Figuur 1; conceptueel model

Ook is gebleken dat de populatie waaronder dit onderzoek uitgevoerd zou gaan worden te breed is. Gekozen is voor een beperktere populatie, de groepen 6 van basisschool De Zeggewijzer.

De nieuwe onderzoeksvraag die uit bovenstaande gegevens geformuleerd kan worden is:

“In hoeverre leidt het stimuleren van het spellingbewustzijn, door middel van directe feedback op procesgericht en zelfregulerend niveau, tot betere spellingresultaten bij de leerlingen uit groep 6 van basisschool De Zeggewijzer?”

Hieruit kan de volgende hypothese afgeleid worden:

“Als het spellingbewustzijn gestimuleerd wordt door het geven van directe feedback op procesgericht en zelfregulerend niveau, zullen de spellingresultaten verbeteren.”

(10)

9 HOOFDSTUK 3: Onderzoeksontwerp en –uitvoering

In dit hoofdstuk komen het onderzoeksontwerp en de uitvoering daarvan aan bod. De methode en de opzet van het onderzoek met de innovatieve oplossing worden beschreven in paragraaf 3.1. In paragraaf 3.2 komt de uitvoering van het onderzoek aan bod.

3.1 Methode

3.1.1 Innovatieve oplossing

Kamphuis & Vernooy (2011 ) en Korstanje & Veenstra (2012) stellen dat feedback op zelfregulerend niveau uitgebreid moet worden met andere hulpmiddelen waar de leerlingen later op terug kunnen vallen als de leerkracht bij een andere leerling is. In dit onderzoek is ervoor gekozen om ‘hulpkaarten’ te maken die de leerlingen helpen te beslissen of een woord juist geschreven is. De onderzoeksleider heeft deze ‘hulpkaarten’ ontwikkeld door diverse materialen van de methode Taal Actief samen te voegen. Op iedere ‘hulpkaart’ zullen de volgende aspecten terug te vinden zijn: de strategie die bij het woord hoort, aangegeven met een pictogram van een oor (fonologische strategie), een boek (regelstrategie), twee appels (analogiestrategie) of een lamp (woordbeeldstrategie); het categoriewoord met afbeelding; en de spellingregel behorende bij de spellingcategorie (zie bijlage 1). De ‘hulpkaarten zullen per blok aangeboden worden. Deze kunnen bewaard worden in een fotomapje 10cm x 15cm. Het is de taak van de leerkracht om de leerlingen te stimuleren het opzoekboekje te raadplegen om na te gaan of een woord op de juiste wijze geschreven is.
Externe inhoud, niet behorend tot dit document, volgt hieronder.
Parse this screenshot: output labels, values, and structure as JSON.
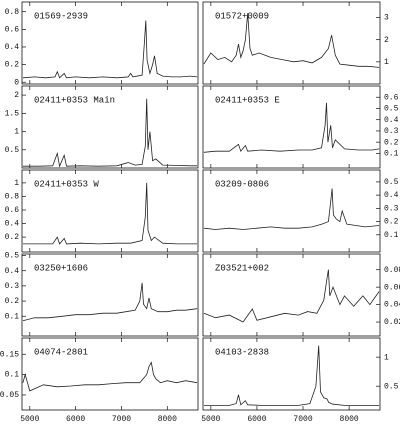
{
  "chart_data": [
    {
      "type": "line",
      "title": "01569-2939",
      "color": "#222222",
      "xlim": [
        4830,
        8670
      ],
      "xticks": [
        5000,
        6000,
        7000,
        8000
      ],
      "ylim": [
        -0.02,
        0.91
      ],
      "yticks": [
        0,
        0.2,
        0.4,
        0.6,
        0.8
      ],
      "x": [
        4850,
        5100,
        5350,
        5550,
        5600,
        5650,
        5750,
        5800,
        6000,
        6300,
        6600,
        6900,
        7150,
        7200,
        7250,
        7450,
        7500,
        7530,
        7560,
        7620,
        7680,
        7720,
        7780,
        7900,
        8100,
        8300,
        8500,
        8650
      ],
      "values": [
        0.05,
        0.06,
        0.05,
        0.06,
        0.12,
        0.05,
        0.1,
        0.05,
        0.06,
        0.05,
        0.06,
        0.05,
        0.06,
        0.1,
        0.06,
        0.08,
        0.45,
        0.7,
        0.25,
        0.1,
        0.2,
        0.3,
        0.1,
        0.07,
        0.06,
        0.06,
        0.07,
        0.06
      ]
    },
    {
      "type": "line",
      "title": "01572+0009",
      "color": "#222222",
      "xlim": [
        4830,
        8670
      ],
      "xticks": [
        5000,
        6000,
        7000,
        8000
      ],
      "ylim": [
        0,
        3.7
      ],
      "yticks": [
        1,
        2,
        3
      ],
      "x": [
        4850,
        5000,
        5150,
        5300,
        5450,
        5550,
        5600,
        5650,
        5700,
        5750,
        5800,
        5850,
        5900,
        6050,
        6300,
        6550,
        6800,
        7000,
        7200,
        7400,
        7550,
        7620,
        7700,
        7800,
        8000,
        8200,
        8400,
        8650
      ],
      "values": [
        0.9,
        1.4,
        1.1,
        1.2,
        1.0,
        1.3,
        1.8,
        1.2,
        1.5,
        2.0,
        3.2,
        1.6,
        1.3,
        1.4,
        1.2,
        1.1,
        1.0,
        1.05,
        0.95,
        1.2,
        1.6,
        2.2,
        1.3,
        0.9,
        0.85,
        0.8,
        0.8,
        0.75
      ]
    },
    {
      "type": "line",
      "title": "02411+0353 Main",
      "color": "#222222",
      "xlim": [
        4830,
        8670
      ],
      "xticks": [
        5000,
        6000,
        7000,
        8000
      ],
      "ylim": [
        0,
        2.25
      ],
      "yticks": [
        0.5,
        1,
        1.5,
        2
      ],
      "x": [
        4850,
        5200,
        5500,
        5600,
        5650,
        5750,
        5800,
        6100,
        6500,
        6900,
        7150,
        7300,
        7450,
        7520,
        7550,
        7580,
        7620,
        7680,
        7750,
        7900,
        8200,
        8500,
        8650
      ],
      "values": [
        0.05,
        0.05,
        0.06,
        0.4,
        0.05,
        0.35,
        0.05,
        0.06,
        0.05,
        0.06,
        0.15,
        0.08,
        0.1,
        0.6,
        1.9,
        0.5,
        1.0,
        0.2,
        0.25,
        0.08,
        0.07,
        0.06,
        0.06
      ]
    },
    {
      "type": "line",
      "title": "02411+0353 E",
      "color": "#222222",
      "xlim": [
        4830,
        8670
      ],
      "xticks": [
        5000,
        6000,
        7000,
        8000
      ],
      "ylim": [
        -0.03,
        0.7
      ],
      "yticks": [
        0.1,
        0.2,
        0.3,
        0.4,
        0.5,
        0.6
      ],
      "x": [
        4850,
        5100,
        5400,
        5600,
        5650,
        5750,
        5800,
        6100,
        6500,
        6900,
        7200,
        7400,
        7480,
        7510,
        7540,
        7600,
        7640,
        7700,
        7900,
        8200,
        8500,
        8650
      ],
      "values": [
        0.11,
        0.12,
        0.12,
        0.18,
        0.12,
        0.17,
        0.12,
        0.13,
        0.12,
        0.13,
        0.13,
        0.15,
        0.35,
        0.55,
        0.2,
        0.35,
        0.15,
        0.22,
        0.14,
        0.13,
        0.13,
        0.14
      ]
    },
    {
      "type": "line",
      "title": "02411+0353 W",
      "color": "#222222",
      "xlim": [
        4830,
        8670
      ],
      "xticks": [
        5000,
        6000,
        7000,
        8000
      ],
      "ylim": [
        -0.02,
        1.19
      ],
      "yticks": [
        0.2,
        0.4,
        0.6,
        0.8,
        1
      ],
      "x": [
        4850,
        5200,
        5500,
        5600,
        5650,
        5750,
        5800,
        6100,
        6500,
        6900,
        7200,
        7450,
        7520,
        7550,
        7580,
        7650,
        7720,
        7900,
        8200,
        8500,
        8650
      ],
      "values": [
        0.1,
        0.1,
        0.1,
        0.2,
        0.1,
        0.18,
        0.1,
        0.11,
        0.1,
        0.11,
        0.11,
        0.15,
        0.5,
        1.0,
        0.3,
        0.15,
        0.2,
        0.11,
        0.1,
        0.1,
        0.1
      ]
    },
    {
      "type": "line",
      "title": "03209-0806",
      "color": "#222222",
      "xlim": [
        4830,
        8670
      ],
      "xticks": [
        5000,
        6000,
        7000,
        8000
      ],
      "ylim": [
        -0.03,
        0.59
      ],
      "yticks": [
        0.1,
        0.2,
        0.3,
        0.4,
        0.5
      ],
      "x": [
        4850,
        5100,
        5400,
        5700,
        6000,
        6300,
        6600,
        6900,
        7200,
        7400,
        7550,
        7600,
        7630,
        7660,
        7720,
        7800,
        7850,
        7950,
        8150,
        8350,
        8650
      ],
      "values": [
        0.15,
        0.14,
        0.15,
        0.14,
        0.15,
        0.16,
        0.15,
        0.15,
        0.16,
        0.18,
        0.2,
        0.35,
        0.45,
        0.25,
        0.22,
        0.2,
        0.28,
        0.18,
        0.17,
        0.16,
        0.17
      ]
    },
    {
      "type": "line",
      "title": "03250+1606",
      "color": "#222222",
      "xlim": [
        4830,
        8670
      ],
      "xticks": [
        5000,
        6000,
        7000,
        8000
      ],
      "ylim": [
        -0.03,
        0.51
      ],
      "yticks": [
        0.1,
        0.2,
        0.3,
        0.4,
        0.5
      ],
      "x": [
        4850,
        5100,
        5400,
        5700,
        6000,
        6300,
        6600,
        6900,
        7100,
        7300,
        7400,
        7450,
        7480,
        7550,
        7600,
        7650,
        7800,
        8000,
        8200,
        8400,
        8650
      ],
      "values": [
        0.07,
        0.09,
        0.09,
        0.1,
        0.11,
        0.11,
        0.12,
        0.12,
        0.13,
        0.14,
        0.2,
        0.32,
        0.18,
        0.15,
        0.22,
        0.15,
        0.13,
        0.13,
        0.14,
        0.14,
        0.15
      ]
    },
    {
      "type": "line",
      "title": "Z03521+002",
      "color": "#222222",
      "xlim": [
        4830,
        8670
      ],
      "xticks": [
        5000,
        6000,
        7000,
        8000
      ],
      "ylim": [
        0.004,
        0.098
      ],
      "yticks": [
        0.02,
        0.04,
        0.06,
        0.08
      ],
      "x": [
        4850,
        5100,
        5400,
        5700,
        5900,
        6000,
        6300,
        6600,
        6900,
        7100,
        7300,
        7450,
        7520,
        7550,
        7580,
        7650,
        7800,
        7900,
        8100,
        8300,
        8450,
        8650
      ],
      "values": [
        0.03,
        0.025,
        0.028,
        0.02,
        0.035,
        0.022,
        0.026,
        0.03,
        0.028,
        0.032,
        0.03,
        0.045,
        0.07,
        0.08,
        0.05,
        0.06,
        0.04,
        0.05,
        0.038,
        0.05,
        0.04,
        0.055
      ]
    },
    {
      "type": "line",
      "title": "04074-2801",
      "color": "#222222",
      "xlim": [
        4830,
        8670
      ],
      "xticks": [
        5000,
        6000,
        7000,
        8000
      ],
      "ylim": [
        0.013,
        0.19
      ],
      "yticks": [
        0.05,
        0.1,
        0.15
      ],
      "x": [
        4850,
        4900,
        5000,
        5300,
        5600,
        5900,
        6200,
        6500,
        6800,
        7100,
        7400,
        7550,
        7600,
        7650,
        7700,
        7750,
        7850,
        8000,
        8200,
        8400,
        8650
      ],
      "values": [
        0.08,
        0.1,
        0.06,
        0.075,
        0.07,
        0.072,
        0.075,
        0.075,
        0.078,
        0.08,
        0.08,
        0.1,
        0.12,
        0.13,
        0.1,
        0.09,
        0.08,
        0.085,
        0.08,
        0.085,
        0.08
      ]
    },
    {
      "type": "line",
      "title": "04103-2838",
      "color": "#222222",
      "xlim": [
        4830,
        8670
      ],
      "xticks": [
        5000,
        6000,
        7000,
        8000
      ],
      "ylim": [
        0.09,
        1.33
      ],
      "yticks": [
        0.5,
        1
      ],
      "x": [
        4850,
        5100,
        5400,
        5550,
        5600,
        5650,
        5750,
        5800,
        6100,
        6500,
        6900,
        7150,
        7280,
        7340,
        7380,
        7450,
        7520,
        7560,
        7650,
        7900,
        8200,
        8500,
        8650
      ],
      "values": [
        0.17,
        0.17,
        0.17,
        0.2,
        0.35,
        0.18,
        0.25,
        0.18,
        0.17,
        0.17,
        0.17,
        0.2,
        0.5,
        1.2,
        0.4,
        0.3,
        0.28,
        0.22,
        0.19,
        0.17,
        0.17,
        0.17,
        0.17
      ]
    }
  ]
}
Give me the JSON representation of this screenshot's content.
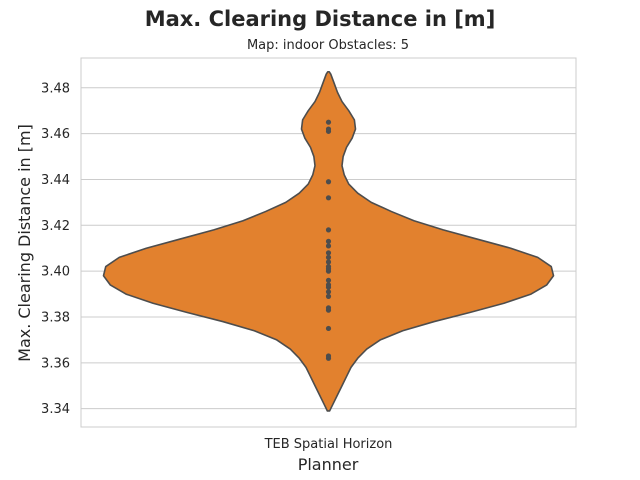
{
  "chart_data": {
    "type": "violin",
    "title": "Max. Clearing Distance in [m]",
    "subtitle": "Map: indoor Obstacles: 5",
    "xlabel": "Planner",
    "ylabel": "Max. Clearing Distance in [m]",
    "categories": [
      "TEB Spatial Horizon"
    ],
    "ylim": [
      3.332,
      3.493
    ],
    "yticks": [
      3.34,
      3.36,
      3.38,
      3.4,
      3.42,
      3.44,
      3.46,
      3.48
    ],
    "grid": true,
    "colors": {
      "violin_fill": "#e2812e",
      "outline": "#4d4d4d",
      "points": "#4d4d4d",
      "grid": "#cccccc",
      "frame": "#cccccc"
    },
    "density": {
      "y_min": 3.339,
      "y_max": 3.487,
      "profile": [
        [
          3.339,
          0.005
        ],
        [
          3.342,
          0.02
        ],
        [
          3.346,
          0.04
        ],
        [
          3.35,
          0.06
        ],
        [
          3.354,
          0.08
        ],
        [
          3.358,
          0.1
        ],
        [
          3.362,
          0.13
        ],
        [
          3.366,
          0.17
        ],
        [
          3.37,
          0.23
        ],
        [
          3.374,
          0.33
        ],
        [
          3.378,
          0.47
        ],
        [
          3.382,
          0.63
        ],
        [
          3.386,
          0.78
        ],
        [
          3.39,
          0.9
        ],
        [
          3.394,
          0.97
        ],
        [
          3.398,
          1.0
        ],
        [
          3.402,
          0.99
        ],
        [
          3.406,
          0.93
        ],
        [
          3.41,
          0.81
        ],
        [
          3.414,
          0.66
        ],
        [
          3.418,
          0.51
        ],
        [
          3.422,
          0.38
        ],
        [
          3.426,
          0.28
        ],
        [
          3.43,
          0.19
        ],
        [
          3.434,
          0.13
        ],
        [
          3.438,
          0.09
        ],
        [
          3.442,
          0.07
        ],
        [
          3.446,
          0.06
        ],
        [
          3.45,
          0.065
        ],
        [
          3.454,
          0.08
        ],
        [
          3.458,
          0.105
        ],
        [
          3.462,
          0.12
        ],
        [
          3.466,
          0.115
        ],
        [
          3.47,
          0.09
        ],
        [
          3.474,
          0.06
        ],
        [
          3.478,
          0.04
        ],
        [
          3.482,
          0.025
        ],
        [
          3.486,
          0.01
        ],
        [
          3.487,
          0.003
        ]
      ]
    },
    "points": [
      3.362,
      3.363,
      3.375,
      3.383,
      3.384,
      3.389,
      3.391,
      3.393,
      3.394,
      3.396,
      3.4,
      3.401,
      3.402,
      3.404,
      3.406,
      3.408,
      3.411,
      3.413,
      3.418,
      3.432,
      3.439,
      3.461,
      3.462,
      3.465
    ]
  }
}
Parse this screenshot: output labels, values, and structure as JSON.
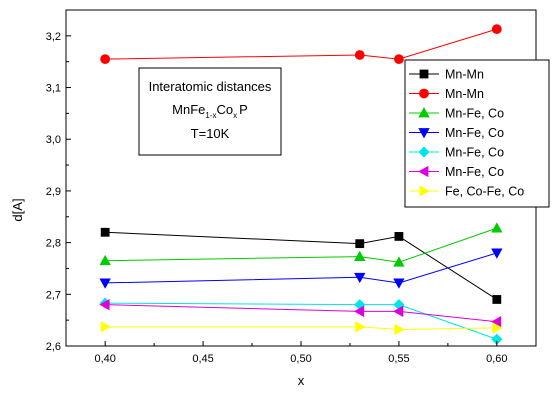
{
  "chart_data": {
    "type": "line",
    "xlabel": "x",
    "ylabel": "d[A]",
    "xlim": [
      0.38,
      0.62
    ],
    "ylim": [
      2.6,
      3.25
    ],
    "x_ticks": [
      0.4,
      0.45,
      0.5,
      0.55,
      0.6
    ],
    "x_tick_labels": [
      "0,40",
      "0,45",
      "0,50",
      "0,55",
      "0,60"
    ],
    "y_ticks": [
      2.6,
      2.7,
      2.8,
      2.9,
      3.0,
      3.1,
      3.2
    ],
    "y_tick_labels": [
      "2,6",
      "2,7",
      "2,8",
      "2,9",
      "3,0",
      "3,1",
      "3,2"
    ],
    "x": [
      0.4,
      0.53,
      0.55,
      0.6
    ],
    "legend_position": "right",
    "series": [
      {
        "name": "Mn-Mn",
        "color": "#000000",
        "marker": "square",
        "values": [
          2.82,
          2.798,
          2.812,
          2.69
        ]
      },
      {
        "name": "Mn-Mn",
        "color": "#ff0000",
        "marker": "circle",
        "values": [
          3.155,
          3.163,
          3.155,
          3.213
        ]
      },
      {
        "name": "Mn-Fe, Co",
        "color": "#00cc00",
        "marker": "triangle-up",
        "values": [
          2.765,
          2.773,
          2.762,
          2.828
        ]
      },
      {
        "name": "Mn-Fe, Co",
        "color": "#0000ff",
        "marker": "triangle-down",
        "values": [
          2.722,
          2.733,
          2.722,
          2.78
        ]
      },
      {
        "name": "Mn-Fe, Co",
        "color": "#00e5e5",
        "marker": "diamond",
        "values": [
          2.683,
          2.68,
          2.68,
          2.613
        ]
      },
      {
        "name": "Mn-Fe, Co",
        "color": "#dd00dd",
        "marker": "triangle-left",
        "values": [
          2.68,
          2.667,
          2.667,
          2.647
        ]
      },
      {
        "name": "Fe, Co-Fe, Co",
        "color": "#ffff00",
        "marker": "triangle-right",
        "values": [
          2.637,
          2.637,
          2.632,
          2.635
        ]
      }
    ],
    "annotation": {
      "line1": "Interatomic distances",
      "line2_main": "MnFe",
      "line2_sub1": "1-x",
      "line2_mid": "Co",
      "line2_sub2": "x",
      "line2_end": "P",
      "line3": "T=10K"
    }
  }
}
3.1.2 Methode van onderzoek

Om de hypothese te toetsen is als onderzoeksmethode gekozen voor een actieonderzoek. Er is sprake van

actieonderzoek als wordt gewerkt vanuit de empirisch analytische traditie (Delnooz, 2010). De vraag: “Hoe kan ik de wereld veranderen?” staat centraal in actieonderzoek. Dit houdt in dat er gekeken wordt naar de maatschappelijke behoefte van het onderzoeksonderwerp, in dit geval de verbetering van de spellingresultaten. In de

rationale(paragraaf 2.1.1) is de maatschappelijke druk op spellingresultaten reeds besproken.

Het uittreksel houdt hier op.